Many people today would like to ignore, not pay attention to, or disavow science for a variety of reasons. One place it is foolish to do so is on the topic of radon gas and its potential ties to cancer. The facts and data have long been in, and radon gas does and is a leading contributor to the incidences of lung cancer in the United States.
Radon gas decays over time, and more so under certain weather and temperature conditions. As it decays it gives off tiny radioactive particles, which easily mix with the air we breathe. In normal concentration levels of outside air, radon gas is not a concern as the levels are too low to cause problems, but when concentrated and inhaled over a period of time, radon can and does cause significant increases in the rates of lung cancer. If you smoke it is much worse. Over 21,000 people a year die from lung cancer in the U.S., and radon gas is the second leading cause of lung cancer deaths in this country.

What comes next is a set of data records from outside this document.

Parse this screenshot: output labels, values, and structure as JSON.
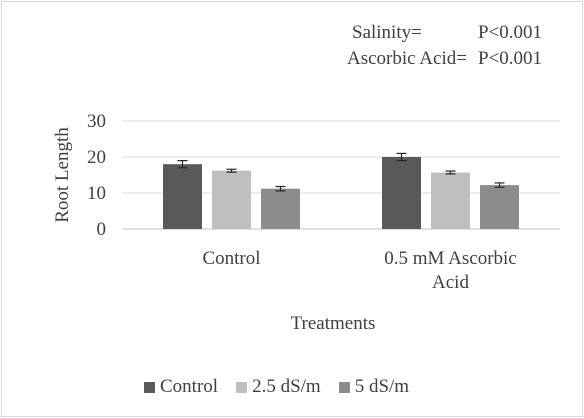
{
  "chart_data": {
    "type": "bar",
    "title": "",
    "xlabel": "Treatments",
    "ylabel": "Root Length",
    "ylim": [
      0,
      30
    ],
    "yticks": [
      0,
      10,
      20,
      30
    ],
    "categories": [
      [
        "Control"
      ],
      [
        "0.5 mM Ascorbic",
        "Acid"
      ]
    ],
    "series": [
      {
        "name": "Control",
        "color": "#595959",
        "values": [
          18.0,
          20.0
        ],
        "errors": [
          1.0,
          1.0
        ]
      },
      {
        "name": "2.5 dS/m",
        "color": "#bfbfbf",
        "values": [
          16.2,
          15.7
        ],
        "errors": [
          0.4,
          0.4
        ]
      },
      {
        "name": "5 dS/m",
        "color": "#8c8c8c",
        "values": [
          11.2,
          12.2
        ],
        "errors": [
          0.6,
          0.6
        ]
      }
    ],
    "grid": true,
    "legend_position": "bottom",
    "annotations": {
      "salinity_label": "Salinity=",
      "salinity_value": "P<0.001",
      "ascorbic_label": "Ascorbic Acid=",
      "ascorbic_value": "P<0.001"
    }
  }
}
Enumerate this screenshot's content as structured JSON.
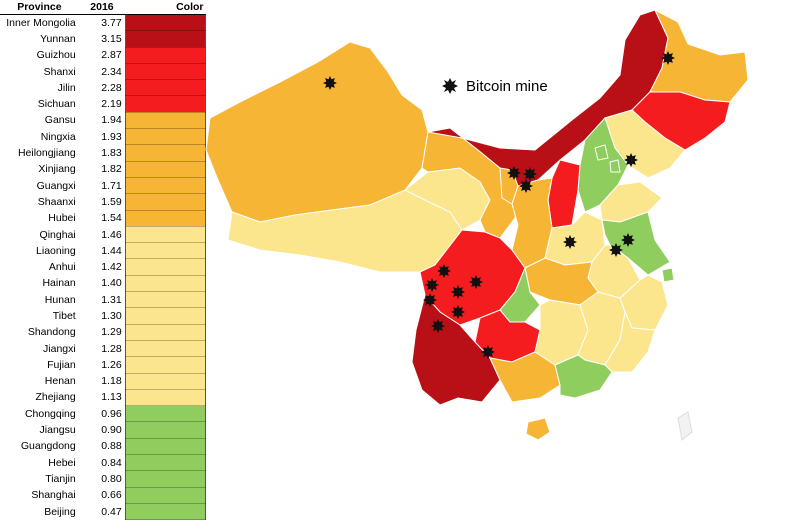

The continuous, persistent exposure to radon gas is the issue leading to potential lung cancer from exposure to the radiation byproduct of radon gas. It takes a number of years, usually somewhere between 5 and 15 for lung cancer to appear at a stage that is recognizable. It is known that about 75% of the radioactive particles eventually turn into lead particles in the human body, another toxic substance but not as problematic as radon gas. The remaining percentage does not go away, though. It stays resident and creates alpha particles that continue to alter cell structure. Those particles are the ones that lead to the mutation of cells and the cells becoming cancerous.
There is no safe level of radiation exposure over time. One of the challenges for people who do not realize they have radon problems in a home is recognizing the symptoms of the onset of lung damage and potential cancer, because they mimic many other respiratory issues with a persistent cough, wheezing, hoarseness, shortness of breath, frequent infections like bronchitis and pneumonia, and chest pain. Too often patients are misdiagnosed until cancer has a chance to grow and metastasize or spread.
You try to eat right, you drink filtered or spring water, and you work out. All those things are great and help keep you healthy, but you need to add getting a radon test done periodically, at least every two years or every time a major change like remodeling is done in your home. Take care of it so you know where are the levels. If you are in Colorado, there is a good chance your home needs some radon mitigation done to keep your air quality safe in your home. Test for radon, do something about it and protect yourself from lung cancer.